Re-OCRing is improving the quality of the newspaper clearly and consistently. The average improvement for the whole period of 30 years is 15.3% units. The largest improvement is 20.5% units, and the smallest 12% units. Although the usage of morphological recognition is no guarantee of the rightness of the result, these big improvements in recognition rate are a clear indication of quality improvement.

4. Conclusion

We have described in this paper generally our Optical Character Recognition GT sample for Finnish historical newspapers and journals. The data consists of 479 pages and 471,903 parallel words. It has been used in development and evaluation of a new OCRing process for our collection’s Finnish Fraktur font part using Tesseract’s open source OCR engine v. 3.04.01. According to our evaluation results, we can achieve a clear improvement on the OCR quality with Tesseract in the 500K GT data (Koistinen et al., 2017, 2018). All our analyses show that the re-OCR procedure works relatively well: it does not shorten or lengthen words significantly and it reduces the number of word types in Tesseract OCR in comparison to current OCR. Recognition of the produced words by morphological analyzers is improved with 9% units and P/R figures of the correction effect of the re-OCR are satisfactory. 89% of the corrections made to the words are corrections of 1–3 characters.
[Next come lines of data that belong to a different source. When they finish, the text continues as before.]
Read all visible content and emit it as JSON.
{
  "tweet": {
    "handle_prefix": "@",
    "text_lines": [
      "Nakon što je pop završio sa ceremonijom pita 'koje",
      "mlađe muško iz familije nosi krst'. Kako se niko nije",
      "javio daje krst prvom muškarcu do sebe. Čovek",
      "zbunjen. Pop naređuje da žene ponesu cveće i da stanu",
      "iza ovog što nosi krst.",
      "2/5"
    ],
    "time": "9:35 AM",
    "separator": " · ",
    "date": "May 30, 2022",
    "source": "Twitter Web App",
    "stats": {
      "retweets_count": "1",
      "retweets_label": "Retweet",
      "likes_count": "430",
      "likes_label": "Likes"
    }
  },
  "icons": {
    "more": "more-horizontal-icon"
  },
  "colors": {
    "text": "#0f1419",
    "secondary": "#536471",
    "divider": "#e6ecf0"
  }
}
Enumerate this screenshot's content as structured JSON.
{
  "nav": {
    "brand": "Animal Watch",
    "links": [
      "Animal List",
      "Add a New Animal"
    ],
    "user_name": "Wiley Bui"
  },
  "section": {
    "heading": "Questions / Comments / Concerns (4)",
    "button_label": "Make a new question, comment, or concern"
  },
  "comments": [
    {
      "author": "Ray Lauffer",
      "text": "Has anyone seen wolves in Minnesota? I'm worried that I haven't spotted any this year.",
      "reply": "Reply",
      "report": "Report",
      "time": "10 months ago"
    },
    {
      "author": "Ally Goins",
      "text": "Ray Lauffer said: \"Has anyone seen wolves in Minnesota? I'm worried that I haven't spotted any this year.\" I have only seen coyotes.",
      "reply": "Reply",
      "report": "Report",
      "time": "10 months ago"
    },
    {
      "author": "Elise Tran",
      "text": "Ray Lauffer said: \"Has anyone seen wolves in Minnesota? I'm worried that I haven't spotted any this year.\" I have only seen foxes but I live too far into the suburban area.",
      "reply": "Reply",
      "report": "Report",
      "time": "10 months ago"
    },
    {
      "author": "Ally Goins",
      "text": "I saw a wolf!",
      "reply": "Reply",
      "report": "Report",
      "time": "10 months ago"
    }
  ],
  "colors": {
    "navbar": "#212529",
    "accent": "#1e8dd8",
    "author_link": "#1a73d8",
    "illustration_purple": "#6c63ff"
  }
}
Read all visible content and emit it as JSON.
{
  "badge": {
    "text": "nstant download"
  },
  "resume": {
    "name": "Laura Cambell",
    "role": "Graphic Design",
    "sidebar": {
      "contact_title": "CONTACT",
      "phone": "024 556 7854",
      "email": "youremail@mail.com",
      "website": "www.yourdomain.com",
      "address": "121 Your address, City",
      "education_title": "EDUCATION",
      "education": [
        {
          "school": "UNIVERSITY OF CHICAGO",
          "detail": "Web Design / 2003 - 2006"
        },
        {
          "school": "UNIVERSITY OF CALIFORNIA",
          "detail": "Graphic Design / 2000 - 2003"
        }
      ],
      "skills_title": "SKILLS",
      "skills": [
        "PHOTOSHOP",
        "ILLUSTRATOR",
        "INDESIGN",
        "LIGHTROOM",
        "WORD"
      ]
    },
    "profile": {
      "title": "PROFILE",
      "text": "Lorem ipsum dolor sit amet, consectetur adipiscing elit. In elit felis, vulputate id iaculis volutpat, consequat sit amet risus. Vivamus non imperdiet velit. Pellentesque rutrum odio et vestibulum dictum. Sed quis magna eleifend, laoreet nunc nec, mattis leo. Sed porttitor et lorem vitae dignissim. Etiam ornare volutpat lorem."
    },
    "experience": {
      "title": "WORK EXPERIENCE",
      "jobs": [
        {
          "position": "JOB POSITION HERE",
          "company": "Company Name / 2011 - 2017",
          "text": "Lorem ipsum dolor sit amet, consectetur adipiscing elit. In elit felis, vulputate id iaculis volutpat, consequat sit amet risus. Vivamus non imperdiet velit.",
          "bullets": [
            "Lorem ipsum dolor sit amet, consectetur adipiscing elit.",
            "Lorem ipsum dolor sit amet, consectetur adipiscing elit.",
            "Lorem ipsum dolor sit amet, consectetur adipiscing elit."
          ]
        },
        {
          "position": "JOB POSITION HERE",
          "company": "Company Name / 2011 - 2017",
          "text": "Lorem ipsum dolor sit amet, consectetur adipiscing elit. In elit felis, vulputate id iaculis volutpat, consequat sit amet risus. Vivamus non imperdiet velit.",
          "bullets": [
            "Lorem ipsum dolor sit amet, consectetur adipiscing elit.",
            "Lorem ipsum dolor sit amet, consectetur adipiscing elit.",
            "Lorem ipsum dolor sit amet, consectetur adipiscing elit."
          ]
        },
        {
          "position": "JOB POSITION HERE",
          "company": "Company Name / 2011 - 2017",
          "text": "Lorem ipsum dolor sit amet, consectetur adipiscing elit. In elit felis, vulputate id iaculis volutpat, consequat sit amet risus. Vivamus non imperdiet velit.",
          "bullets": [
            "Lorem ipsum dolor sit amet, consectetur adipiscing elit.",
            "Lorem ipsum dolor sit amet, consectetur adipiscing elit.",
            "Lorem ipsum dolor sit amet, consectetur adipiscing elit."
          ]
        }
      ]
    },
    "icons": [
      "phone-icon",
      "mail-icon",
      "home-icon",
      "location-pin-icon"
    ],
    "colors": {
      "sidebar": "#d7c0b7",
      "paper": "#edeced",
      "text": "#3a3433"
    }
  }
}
The GT data has been created as a tool for quality control of the re-OCRing process. We have published the word lists, ALTO XML and image files of the data on our web site digi.kansalliskirjasto.fi/opendata as open data. We have earlier published the text files of the collection’s 1771–1910 part (Pääkkönen, Kervinen, Nivala, Kettunen, & Mäkelä, 2016) with metadata, ALTO XML and plain text. Publication of the GT data benefits those, who work on OCRing historical Finnish or who develop postcorrection algorithms for OCRing. Also development work of general OCR tools such as Transkribus14 may benefit from the data. Earlier we have given the GT data for research use on demand, and it has been used in training of Ocropy OCR engine for the historical data (Drobac et al., 2017).

The old saying in computational linguistics is that more data is better data, and that applies in the case of OCR data too. It would have been nice to have an even larger OCR GT data set, but with regards to resources at use, we are contented with the now available data. The data adds a useful resource for repertoire of somehow under-resourced collections of 19th century Finnish. We hope the data has use also outside of OCR and postcorrection field for those who work in the digital humanities.